Over the last 25 years in practice, Zinta has helped steer dozens of complex and bitter estate battles to resolution without going to court. But in many cases, settlements were reached at a late stage in the process when the damage had already been done, financially and relationally. It was not until recently, when Zinta first learned of the collaborative practice dispute resolution model, that she considered approaching the resolution of contested estate matters differently. This integrated, team based dispute resolution model has been used successfully in family law divorce contexts in Australia for over a decade but has only recently been used in other contexts, including contested estates, in the United States and the United Kingdom. Taking this approach Zinta has observed that when a holistic approach is taken, involving communication coaches and neutral financial advisers, estate disputes resolve more quickly, ensuring that the inheritance is not gouged by huge legal costs incurred in lengthy and hostile legal proceedings. By surrounding with a professional support team to guide them through their dispute over inheritance and taking the time to address the underlying issues that often drive inheritance disputes early (which are often human issues, not legal issues), families are able to reach a mutually beneficial compromise without the aggression and emotional toll of traditional court pathways.
The benefits of working in a team-based resolution model aren’t just for clients and their families, but it is also law-life changing for the professionals involved because the framework allows lawyers to operate collaboratively as positive problem solvers rather than aggressively as adversaries.
Zinta is the author of Rest in Peace – how to manage an estate dispute without inheriting heartache an award-winning book written for those facing an actual or anticipated fight over inheritance. She also runs collaborative practice training for wills and estates professionals nationally looking for a better way to resolve the family conflict over an estate.

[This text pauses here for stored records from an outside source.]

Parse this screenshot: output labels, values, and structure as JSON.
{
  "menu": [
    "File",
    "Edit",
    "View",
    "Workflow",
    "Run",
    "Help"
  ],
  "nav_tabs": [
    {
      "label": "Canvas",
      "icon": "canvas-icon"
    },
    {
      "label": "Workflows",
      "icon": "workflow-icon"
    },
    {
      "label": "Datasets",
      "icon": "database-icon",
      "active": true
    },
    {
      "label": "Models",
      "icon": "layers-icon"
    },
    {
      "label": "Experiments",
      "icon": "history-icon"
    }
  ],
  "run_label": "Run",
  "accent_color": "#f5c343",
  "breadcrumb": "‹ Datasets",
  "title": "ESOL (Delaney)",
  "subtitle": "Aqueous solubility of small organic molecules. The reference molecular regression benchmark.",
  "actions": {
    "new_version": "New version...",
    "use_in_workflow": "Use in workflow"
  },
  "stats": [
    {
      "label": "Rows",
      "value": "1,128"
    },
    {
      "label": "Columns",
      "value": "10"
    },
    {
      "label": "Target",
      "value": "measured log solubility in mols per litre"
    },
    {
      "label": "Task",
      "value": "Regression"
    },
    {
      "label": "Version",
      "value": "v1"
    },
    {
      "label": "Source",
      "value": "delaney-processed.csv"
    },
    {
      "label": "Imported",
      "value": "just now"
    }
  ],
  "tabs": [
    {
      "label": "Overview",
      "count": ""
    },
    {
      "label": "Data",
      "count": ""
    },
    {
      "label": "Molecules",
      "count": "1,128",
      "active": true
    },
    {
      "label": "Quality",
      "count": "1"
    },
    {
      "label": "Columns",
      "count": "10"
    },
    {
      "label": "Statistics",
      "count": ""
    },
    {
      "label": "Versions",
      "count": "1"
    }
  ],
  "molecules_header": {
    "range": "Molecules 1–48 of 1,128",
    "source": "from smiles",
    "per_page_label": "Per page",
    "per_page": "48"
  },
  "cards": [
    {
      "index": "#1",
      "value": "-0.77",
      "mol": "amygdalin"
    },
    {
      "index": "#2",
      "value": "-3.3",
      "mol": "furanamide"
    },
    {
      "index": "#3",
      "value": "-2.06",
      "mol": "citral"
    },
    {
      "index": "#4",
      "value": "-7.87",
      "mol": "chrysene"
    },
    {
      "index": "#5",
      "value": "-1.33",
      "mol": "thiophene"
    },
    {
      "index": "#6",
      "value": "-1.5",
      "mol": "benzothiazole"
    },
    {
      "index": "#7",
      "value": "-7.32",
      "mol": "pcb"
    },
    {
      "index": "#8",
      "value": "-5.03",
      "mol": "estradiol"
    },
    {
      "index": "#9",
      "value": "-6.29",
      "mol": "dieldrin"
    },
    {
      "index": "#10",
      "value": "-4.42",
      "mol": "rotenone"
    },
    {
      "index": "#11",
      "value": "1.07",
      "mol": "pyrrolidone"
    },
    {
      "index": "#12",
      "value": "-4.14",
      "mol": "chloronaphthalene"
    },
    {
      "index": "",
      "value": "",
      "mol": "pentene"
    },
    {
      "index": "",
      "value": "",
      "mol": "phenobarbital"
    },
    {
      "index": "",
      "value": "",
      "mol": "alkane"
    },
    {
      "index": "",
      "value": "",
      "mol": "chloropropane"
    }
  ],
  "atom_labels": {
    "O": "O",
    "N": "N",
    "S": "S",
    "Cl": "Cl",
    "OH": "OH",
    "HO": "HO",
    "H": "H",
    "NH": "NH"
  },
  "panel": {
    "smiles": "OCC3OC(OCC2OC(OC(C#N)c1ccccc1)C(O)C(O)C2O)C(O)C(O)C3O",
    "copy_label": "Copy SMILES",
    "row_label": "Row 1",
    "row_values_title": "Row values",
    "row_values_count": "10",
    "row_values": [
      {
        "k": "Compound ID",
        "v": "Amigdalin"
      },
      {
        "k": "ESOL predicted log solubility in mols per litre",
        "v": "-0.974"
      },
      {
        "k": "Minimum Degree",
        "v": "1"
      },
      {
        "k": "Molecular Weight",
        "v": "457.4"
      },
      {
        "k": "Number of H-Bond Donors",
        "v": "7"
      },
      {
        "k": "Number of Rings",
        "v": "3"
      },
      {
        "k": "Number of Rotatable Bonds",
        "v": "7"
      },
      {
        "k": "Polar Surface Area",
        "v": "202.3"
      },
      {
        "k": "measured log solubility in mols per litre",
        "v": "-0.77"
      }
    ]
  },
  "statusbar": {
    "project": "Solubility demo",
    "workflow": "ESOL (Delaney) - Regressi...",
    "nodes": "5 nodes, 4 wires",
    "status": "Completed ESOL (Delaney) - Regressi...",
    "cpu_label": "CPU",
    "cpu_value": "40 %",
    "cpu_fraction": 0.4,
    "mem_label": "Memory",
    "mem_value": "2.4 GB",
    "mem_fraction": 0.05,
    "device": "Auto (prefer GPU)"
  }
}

Zinta was recognised as the WLAQ Trailblazer of the Year and Lawyers Weekly Women in Law Awards Sole Practitioner of the Year in 2019 and received the QLS Agnes McWhinney Award in 2021 for her work in this area.
Penny Keeley
Penny is a former family lawyer with over 40 years of experience practicing initially in civil litigation, crime, and family law but achieving accreditation in and turning her primary focus to family law in 1992. Since the early 1990s, Penny has trained in mediation focusing on resolving clients' issues prior to them reaching the formal legal process. She has pursued a holistic approach to the law.
Trained in collaborative practice and a nationally accredited mediator, Penny helped found Collaborative Professionals WA in 2007 and is also a founding member of the Australian Association of Collaborative Professionals.
Penny has been involved in the running of numerous organisations in the wider community including school parents associations, a sporting club, a hospital, and a number of associations related to the practice of law in WA. She was named Senior Woman Lawyer of the Year in 2010 by the Women Lawyers of Western Australia.